After being sober in AA long enough, and looking at my own experience, I can now listen for the "AA newcomer code speak."

It's a code... that newcomers use when they aren't finished drinking. Certain phrases that they use and hang on to and repeat each time they come back again.... that let's those of us who understand the newcomer code-speak, know... that the person isn't finished with their drinking.

They have not made a decision that they want to stop drinking... for good... and for forever. They are stuck on racking up a certain amount of days sober... until they can once again go out and do a little experimental drinking... to see if they can now control their drinking... and drink like non-alcoholic drinkers. And, I believe that we perhaps fail them when we don't follow the suggestions for working with other alcoholics, that are outlined in the Big Book... where we start by asking them the question... "Do you want to stop drinking for good? Do you want to get over the problem or keep dabbling with it? Are you ready to quit forever?"

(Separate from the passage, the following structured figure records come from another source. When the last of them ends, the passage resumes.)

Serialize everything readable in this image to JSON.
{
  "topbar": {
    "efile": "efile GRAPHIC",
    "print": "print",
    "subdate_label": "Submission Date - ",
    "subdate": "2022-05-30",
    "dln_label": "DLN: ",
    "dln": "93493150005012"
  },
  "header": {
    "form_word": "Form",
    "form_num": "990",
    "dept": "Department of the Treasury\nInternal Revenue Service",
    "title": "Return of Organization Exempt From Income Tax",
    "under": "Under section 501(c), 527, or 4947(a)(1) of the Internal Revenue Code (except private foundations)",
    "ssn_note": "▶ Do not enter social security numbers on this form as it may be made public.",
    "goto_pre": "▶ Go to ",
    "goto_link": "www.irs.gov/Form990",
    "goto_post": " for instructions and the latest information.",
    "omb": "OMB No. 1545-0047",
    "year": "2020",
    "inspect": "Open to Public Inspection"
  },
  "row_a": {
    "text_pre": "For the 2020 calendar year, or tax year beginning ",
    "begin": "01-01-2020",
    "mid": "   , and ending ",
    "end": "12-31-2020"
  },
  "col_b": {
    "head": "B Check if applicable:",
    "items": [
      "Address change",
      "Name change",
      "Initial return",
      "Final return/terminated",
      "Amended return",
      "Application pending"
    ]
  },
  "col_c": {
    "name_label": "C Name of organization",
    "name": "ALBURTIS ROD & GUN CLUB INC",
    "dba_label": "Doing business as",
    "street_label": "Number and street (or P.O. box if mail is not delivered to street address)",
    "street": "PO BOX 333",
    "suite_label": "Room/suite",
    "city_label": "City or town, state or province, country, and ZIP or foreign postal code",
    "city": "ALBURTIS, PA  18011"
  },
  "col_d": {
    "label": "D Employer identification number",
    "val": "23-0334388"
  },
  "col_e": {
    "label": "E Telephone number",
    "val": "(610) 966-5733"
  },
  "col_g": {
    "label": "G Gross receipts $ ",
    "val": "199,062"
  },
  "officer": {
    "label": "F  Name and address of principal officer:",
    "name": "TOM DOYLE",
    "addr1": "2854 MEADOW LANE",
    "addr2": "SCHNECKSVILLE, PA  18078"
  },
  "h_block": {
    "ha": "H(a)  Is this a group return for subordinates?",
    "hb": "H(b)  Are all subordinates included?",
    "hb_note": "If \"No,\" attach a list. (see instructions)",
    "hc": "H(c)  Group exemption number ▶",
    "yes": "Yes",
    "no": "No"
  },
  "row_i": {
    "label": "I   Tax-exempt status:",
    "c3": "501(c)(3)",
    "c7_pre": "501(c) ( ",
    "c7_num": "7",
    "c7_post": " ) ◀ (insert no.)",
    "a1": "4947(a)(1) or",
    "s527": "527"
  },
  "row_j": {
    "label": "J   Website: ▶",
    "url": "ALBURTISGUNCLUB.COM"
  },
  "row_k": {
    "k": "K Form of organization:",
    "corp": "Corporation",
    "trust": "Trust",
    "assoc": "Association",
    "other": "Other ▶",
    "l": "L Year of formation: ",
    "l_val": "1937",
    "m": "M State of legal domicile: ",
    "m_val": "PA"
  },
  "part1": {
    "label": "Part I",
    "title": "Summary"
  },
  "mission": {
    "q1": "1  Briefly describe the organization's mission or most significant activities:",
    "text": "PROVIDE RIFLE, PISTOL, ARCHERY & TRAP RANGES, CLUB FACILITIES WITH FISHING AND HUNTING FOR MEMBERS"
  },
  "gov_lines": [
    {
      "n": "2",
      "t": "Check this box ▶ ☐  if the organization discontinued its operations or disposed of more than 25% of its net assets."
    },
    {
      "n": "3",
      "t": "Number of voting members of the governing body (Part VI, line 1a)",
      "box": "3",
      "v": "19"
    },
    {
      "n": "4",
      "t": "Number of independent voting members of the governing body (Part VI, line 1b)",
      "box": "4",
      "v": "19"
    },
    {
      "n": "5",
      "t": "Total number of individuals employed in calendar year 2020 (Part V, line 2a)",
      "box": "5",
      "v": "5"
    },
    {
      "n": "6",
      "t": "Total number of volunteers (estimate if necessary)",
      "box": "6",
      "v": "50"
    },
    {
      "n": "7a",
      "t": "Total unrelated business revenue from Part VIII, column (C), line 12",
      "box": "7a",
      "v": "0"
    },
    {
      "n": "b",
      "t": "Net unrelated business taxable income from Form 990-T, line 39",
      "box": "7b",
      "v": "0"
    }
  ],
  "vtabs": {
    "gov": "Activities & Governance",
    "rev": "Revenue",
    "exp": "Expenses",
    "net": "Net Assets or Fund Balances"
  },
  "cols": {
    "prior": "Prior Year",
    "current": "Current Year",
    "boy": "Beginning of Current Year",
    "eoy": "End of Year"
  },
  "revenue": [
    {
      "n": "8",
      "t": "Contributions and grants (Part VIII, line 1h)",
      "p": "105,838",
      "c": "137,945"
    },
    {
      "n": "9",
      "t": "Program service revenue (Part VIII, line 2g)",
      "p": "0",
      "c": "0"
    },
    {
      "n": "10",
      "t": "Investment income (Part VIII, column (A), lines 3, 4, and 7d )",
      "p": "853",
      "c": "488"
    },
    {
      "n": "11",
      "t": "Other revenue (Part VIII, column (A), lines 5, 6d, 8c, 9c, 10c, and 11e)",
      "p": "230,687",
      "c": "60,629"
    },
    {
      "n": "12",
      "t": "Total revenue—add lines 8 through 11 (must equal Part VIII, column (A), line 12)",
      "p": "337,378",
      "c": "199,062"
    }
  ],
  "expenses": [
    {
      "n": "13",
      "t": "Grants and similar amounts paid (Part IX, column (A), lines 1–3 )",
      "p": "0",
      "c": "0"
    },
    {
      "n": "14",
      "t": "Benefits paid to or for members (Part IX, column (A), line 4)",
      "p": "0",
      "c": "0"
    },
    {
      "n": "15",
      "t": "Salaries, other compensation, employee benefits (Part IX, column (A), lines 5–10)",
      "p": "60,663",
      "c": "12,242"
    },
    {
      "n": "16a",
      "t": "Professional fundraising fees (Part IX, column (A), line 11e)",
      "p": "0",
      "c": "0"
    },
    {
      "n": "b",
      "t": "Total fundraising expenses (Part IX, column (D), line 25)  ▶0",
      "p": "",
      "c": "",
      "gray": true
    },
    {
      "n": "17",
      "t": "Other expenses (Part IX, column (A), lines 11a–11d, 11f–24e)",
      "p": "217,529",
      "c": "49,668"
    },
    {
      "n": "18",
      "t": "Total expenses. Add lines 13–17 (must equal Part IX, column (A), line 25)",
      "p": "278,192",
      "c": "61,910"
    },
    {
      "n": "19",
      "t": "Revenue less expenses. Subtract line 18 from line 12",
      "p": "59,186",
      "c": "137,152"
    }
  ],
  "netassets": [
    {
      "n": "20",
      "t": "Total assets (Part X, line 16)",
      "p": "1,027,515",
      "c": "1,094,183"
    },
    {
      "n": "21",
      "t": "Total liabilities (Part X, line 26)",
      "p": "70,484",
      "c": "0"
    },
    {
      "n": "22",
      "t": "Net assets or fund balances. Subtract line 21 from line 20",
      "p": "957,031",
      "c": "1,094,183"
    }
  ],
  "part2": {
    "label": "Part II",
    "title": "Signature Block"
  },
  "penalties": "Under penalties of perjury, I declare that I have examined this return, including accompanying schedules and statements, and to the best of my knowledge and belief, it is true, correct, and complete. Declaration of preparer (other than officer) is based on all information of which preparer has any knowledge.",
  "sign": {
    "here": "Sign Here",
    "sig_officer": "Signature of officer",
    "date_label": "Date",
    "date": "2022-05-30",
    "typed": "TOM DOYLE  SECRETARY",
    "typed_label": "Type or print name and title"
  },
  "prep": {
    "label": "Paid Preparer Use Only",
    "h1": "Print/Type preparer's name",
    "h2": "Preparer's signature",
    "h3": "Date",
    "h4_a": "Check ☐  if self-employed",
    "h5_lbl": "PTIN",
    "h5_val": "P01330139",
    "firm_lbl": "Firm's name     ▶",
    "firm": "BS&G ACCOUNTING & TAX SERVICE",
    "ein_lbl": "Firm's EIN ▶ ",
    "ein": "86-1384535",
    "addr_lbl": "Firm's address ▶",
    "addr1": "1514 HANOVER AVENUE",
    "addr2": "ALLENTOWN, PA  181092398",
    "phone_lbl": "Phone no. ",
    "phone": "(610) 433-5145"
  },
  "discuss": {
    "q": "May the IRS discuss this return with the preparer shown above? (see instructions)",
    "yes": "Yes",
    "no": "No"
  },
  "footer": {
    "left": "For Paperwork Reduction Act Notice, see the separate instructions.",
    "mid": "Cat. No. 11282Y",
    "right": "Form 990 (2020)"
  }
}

I believe that our vast experience shows the truths of what we read in our Big Book. If the newcomer is not ready to quit for good... and not ready to stop drinking forever... they will never be ready to go to the lengths that are necessary to work our solution. They can "practice" "making a decision" for years.... and never make the decision, by following through with the necessary actions.

Sometimes, I think we do them a dis-service when we emphasis the not-drinking one-day-at-a-time plan... for too long... and they get the idea that just not drinking today is the real deal.... Which leaves them the option to drink tomorrow but not today. In essense... from one side of our mouths we are telling them that their will power needs to be assisted.... with a Higher Power... and then tell them to go back to relying on their own will power... because until they have followed our "path" our "solution" the "12 Steps"... they are not going to get the relief that is necessary to stop drinking for good.

There is a Solution. It's the 12 Steps.